Iowa Gov. Kim Reynolds and the mayor of the tiny suburban town of Waukee (pop. 19,284) basked in the glory of sharing a podium with Apple CEO Tim Cook on Thursday. They came together to announce that Apple would build a $1.3-billion data center in the little town.
They should have hung their heads in shame instead. Apple took them to the cleaners, and their taxpayers will be paying the bill. The politicians talked as though the data center would put Waukee on the map as a first-class high-tech center. The truth is that it will mark Waukee as a first-class patsy.
To bring the project home, Waukee and the state are giving Apple about $208 million in tax abatements. For that, they're getting a plant that will employ a permanent workforce of 50 people.
Fifty. That works out to $4.16 million per job.
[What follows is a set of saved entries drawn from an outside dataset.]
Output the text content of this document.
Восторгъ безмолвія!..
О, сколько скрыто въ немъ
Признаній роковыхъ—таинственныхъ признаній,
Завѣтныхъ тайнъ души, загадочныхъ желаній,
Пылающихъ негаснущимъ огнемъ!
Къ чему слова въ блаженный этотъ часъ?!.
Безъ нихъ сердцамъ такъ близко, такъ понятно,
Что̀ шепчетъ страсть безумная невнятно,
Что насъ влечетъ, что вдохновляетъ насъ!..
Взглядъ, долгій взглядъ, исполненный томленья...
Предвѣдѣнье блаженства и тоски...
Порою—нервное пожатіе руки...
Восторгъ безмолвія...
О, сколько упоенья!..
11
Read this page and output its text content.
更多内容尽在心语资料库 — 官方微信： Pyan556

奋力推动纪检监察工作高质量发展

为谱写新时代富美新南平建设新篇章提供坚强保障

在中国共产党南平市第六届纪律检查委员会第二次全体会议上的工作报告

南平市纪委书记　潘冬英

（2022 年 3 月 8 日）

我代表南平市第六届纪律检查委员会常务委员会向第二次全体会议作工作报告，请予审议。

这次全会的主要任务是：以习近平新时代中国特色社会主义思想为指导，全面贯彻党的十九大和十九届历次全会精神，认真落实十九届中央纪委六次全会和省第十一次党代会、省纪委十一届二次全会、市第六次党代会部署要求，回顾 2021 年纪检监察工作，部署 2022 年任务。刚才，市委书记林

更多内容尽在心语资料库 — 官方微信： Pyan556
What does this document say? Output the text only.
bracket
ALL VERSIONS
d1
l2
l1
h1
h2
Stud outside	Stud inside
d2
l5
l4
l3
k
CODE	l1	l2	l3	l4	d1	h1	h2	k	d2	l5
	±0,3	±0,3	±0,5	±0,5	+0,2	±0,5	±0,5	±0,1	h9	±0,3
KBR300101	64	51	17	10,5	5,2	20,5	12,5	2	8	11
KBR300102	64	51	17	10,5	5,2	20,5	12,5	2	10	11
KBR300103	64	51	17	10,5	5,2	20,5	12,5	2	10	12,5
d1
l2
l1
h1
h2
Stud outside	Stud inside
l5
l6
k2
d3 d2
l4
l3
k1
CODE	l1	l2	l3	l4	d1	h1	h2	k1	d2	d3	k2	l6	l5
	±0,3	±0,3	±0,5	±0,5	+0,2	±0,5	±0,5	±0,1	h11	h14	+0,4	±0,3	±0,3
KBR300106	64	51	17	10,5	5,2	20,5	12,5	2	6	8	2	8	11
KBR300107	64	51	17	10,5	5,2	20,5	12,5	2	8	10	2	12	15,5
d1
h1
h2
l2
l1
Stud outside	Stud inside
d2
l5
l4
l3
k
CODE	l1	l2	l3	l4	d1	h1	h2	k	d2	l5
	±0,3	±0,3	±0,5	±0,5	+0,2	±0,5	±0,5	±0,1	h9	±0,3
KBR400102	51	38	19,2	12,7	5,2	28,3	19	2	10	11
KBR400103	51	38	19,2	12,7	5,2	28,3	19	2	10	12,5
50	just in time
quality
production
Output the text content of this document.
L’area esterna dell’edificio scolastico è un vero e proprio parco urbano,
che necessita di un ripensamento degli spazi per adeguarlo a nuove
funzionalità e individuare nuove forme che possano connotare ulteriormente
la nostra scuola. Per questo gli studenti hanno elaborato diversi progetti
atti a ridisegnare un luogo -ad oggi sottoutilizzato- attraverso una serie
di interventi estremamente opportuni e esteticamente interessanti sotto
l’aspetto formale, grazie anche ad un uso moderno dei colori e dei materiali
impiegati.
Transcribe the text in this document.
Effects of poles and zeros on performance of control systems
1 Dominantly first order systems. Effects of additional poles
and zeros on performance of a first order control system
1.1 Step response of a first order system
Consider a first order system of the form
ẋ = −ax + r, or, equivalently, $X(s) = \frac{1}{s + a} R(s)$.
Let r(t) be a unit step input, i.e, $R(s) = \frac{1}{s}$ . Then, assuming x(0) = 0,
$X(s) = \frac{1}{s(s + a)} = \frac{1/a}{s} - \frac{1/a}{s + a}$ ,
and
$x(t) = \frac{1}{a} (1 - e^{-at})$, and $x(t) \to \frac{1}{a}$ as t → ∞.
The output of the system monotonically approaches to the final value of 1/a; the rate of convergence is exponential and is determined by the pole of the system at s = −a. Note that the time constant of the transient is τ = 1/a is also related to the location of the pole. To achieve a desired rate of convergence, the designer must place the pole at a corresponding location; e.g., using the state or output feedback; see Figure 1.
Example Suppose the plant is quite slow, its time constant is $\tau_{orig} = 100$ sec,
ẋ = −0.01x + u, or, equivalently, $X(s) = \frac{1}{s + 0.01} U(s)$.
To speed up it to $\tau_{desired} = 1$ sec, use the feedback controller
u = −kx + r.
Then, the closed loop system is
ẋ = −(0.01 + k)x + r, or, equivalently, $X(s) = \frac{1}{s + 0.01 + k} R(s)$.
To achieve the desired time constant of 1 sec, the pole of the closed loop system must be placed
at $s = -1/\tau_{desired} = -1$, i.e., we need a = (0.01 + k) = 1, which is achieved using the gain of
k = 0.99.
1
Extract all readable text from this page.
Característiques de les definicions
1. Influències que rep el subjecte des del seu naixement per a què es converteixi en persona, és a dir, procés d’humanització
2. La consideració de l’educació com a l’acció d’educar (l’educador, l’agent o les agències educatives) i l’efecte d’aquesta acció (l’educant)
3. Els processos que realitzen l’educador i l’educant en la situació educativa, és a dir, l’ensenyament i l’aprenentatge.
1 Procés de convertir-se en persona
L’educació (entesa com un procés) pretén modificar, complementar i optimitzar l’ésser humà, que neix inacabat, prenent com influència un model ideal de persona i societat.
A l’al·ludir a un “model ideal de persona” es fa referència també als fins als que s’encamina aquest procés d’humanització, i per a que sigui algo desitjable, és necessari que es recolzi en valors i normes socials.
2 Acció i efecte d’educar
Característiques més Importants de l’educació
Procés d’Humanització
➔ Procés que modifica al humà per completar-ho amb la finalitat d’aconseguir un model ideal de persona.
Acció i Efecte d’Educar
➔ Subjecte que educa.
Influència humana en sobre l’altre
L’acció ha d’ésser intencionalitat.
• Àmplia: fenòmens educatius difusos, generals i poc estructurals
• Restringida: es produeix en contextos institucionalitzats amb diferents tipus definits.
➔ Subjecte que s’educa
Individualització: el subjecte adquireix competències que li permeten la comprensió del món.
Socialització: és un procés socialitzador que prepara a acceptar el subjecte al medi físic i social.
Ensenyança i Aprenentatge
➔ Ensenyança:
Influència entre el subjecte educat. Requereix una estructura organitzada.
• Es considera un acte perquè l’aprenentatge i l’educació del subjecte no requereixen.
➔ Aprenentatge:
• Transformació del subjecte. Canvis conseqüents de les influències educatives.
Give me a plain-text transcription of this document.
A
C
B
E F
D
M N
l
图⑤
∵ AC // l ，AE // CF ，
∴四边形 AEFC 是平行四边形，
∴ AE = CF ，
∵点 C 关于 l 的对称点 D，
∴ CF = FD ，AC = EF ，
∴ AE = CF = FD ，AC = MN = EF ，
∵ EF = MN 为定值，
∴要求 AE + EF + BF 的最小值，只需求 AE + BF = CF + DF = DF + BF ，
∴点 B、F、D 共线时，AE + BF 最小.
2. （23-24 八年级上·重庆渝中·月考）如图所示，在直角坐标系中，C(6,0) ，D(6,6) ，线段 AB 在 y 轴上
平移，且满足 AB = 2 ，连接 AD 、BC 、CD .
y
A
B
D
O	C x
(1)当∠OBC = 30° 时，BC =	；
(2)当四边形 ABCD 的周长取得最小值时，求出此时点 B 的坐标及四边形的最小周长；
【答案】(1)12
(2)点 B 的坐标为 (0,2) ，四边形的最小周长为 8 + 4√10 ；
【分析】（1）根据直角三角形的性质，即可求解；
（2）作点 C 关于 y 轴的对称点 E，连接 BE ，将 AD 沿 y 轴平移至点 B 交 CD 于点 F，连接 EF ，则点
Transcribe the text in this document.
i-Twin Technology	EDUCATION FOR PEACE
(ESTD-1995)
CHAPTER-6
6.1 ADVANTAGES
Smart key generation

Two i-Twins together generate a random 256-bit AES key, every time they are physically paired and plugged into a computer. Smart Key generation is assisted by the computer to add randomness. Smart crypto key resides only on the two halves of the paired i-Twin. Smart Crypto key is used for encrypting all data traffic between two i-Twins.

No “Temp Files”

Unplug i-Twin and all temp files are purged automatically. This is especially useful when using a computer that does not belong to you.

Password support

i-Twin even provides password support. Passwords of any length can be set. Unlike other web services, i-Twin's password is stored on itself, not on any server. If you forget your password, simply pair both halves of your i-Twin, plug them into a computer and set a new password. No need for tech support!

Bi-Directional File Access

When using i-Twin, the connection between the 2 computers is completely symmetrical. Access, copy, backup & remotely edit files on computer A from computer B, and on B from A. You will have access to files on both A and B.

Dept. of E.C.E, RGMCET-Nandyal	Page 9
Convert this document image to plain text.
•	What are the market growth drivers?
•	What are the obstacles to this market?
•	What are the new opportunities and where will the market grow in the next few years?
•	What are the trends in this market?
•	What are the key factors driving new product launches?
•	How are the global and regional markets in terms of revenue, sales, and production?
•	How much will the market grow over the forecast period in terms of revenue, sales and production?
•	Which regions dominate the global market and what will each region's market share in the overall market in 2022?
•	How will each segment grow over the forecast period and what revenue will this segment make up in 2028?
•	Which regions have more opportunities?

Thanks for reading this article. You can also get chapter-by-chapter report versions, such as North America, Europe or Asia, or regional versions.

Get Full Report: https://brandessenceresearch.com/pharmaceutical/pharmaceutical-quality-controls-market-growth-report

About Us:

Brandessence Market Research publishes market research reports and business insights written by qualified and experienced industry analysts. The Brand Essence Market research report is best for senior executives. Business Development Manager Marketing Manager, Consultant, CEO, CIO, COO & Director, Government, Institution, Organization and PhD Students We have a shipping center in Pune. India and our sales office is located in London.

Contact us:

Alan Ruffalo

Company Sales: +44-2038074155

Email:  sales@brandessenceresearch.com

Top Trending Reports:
At prices like that, analysts at the subsidy-tracking think tank Good Jobs First have observed, "taxpayers will always lose." That's because there's no way the new employees will pay that much more in state and local taxes than the public services they and their dependents consume.
To be fair, the Waukee deal isn't the most lopsided among data-center subsidies. That prize goes to, well, Apple, which mulcted North Carolina for $321 million in incentives for 50 jobs in 2009. The Iowa package ranks second. Google, Facebook, Microsoft and Yahoo also have inked deals costing states and localities seven-figure sums per permanent job.
These deals are typical of those extracted from politicians by companies with high-tech luster. "It's a classic example of the 'pay for fame' phenomenon in economic development," Greg LeRoy, executive director of Good Jobs First, told me by email. "What governor doesn't want to issue a joint press release with Apple and Tim Cook?"
Just two weeks ago, Wisconsin officials and President Trump were boasting about a $3-billion soaking they took to attract Foxconn, the Taiwan-based electronics manufacturing firm, to build a factory in that state.
We reported that the deal put the "con" in Foxconn, since there's no guarantee that employment at the plant will come anywhere near the 13,000 promised by the company. The Wisconsin legislature approved it anyway.
Data centers such as the Apple facility are especially shiny baubles to dangle before suckers. That's because they have the veneer of high-tech, even though in practical terms they're low-tech.
Apple's facility will provide a technical backbone for the company's App Store and services such as its Siri natural-language assistant. But once it's up and operating, it will mostly run by itself and probably can be overseen and monitored remotely.
Apple described the center in a press release as "state of the art," but in today's digital world that's code for "robotic." That's why, after employing 500 construction workers for two years to build the place, Apple will need only 50 humans on-site to run it. Apple described the arrangement cleverly, stating it will "create over 550 construction and operations jobs," without specifying how this big number would be broken down.
That underscores the truth about these data centers, which tend to look like Wal-Mart warehouses from the outside. As Good Jobs First observes, data centers are capital-intensive in the construction phase, and low-labor after that. The organization suggests that incentives be limited to $50,000 per permanent job. That would bring the Apple subsidy to $2.5 million.
Apple says it will donate "up to $100 million" to an infrastructure fund in Waukee, including money for a youth sports center. But even if it ponies up the full amount, that still leaves the town deeply in the red.
Nevertheless, local boosters described the $208-million giveaway as a deal that will cement the Des Moines region's reputation, such as it is, as a Midwest Silicon Valley — the area already bills itself as "Silicon Prairie."
"Having brand names, having Apple, having Facebook [and] having Microsoft in this community sends that powerful message across the world that we are [a] tech center not only for the country but for the world," said Jay Byers, the head of a local business group called the Greater Des Moines Partnership, when the subsidy was announced. But he's wrong. The message it sends is that Iowa, like its "Silicon Prairie" neighbors, is for sale, and cheap.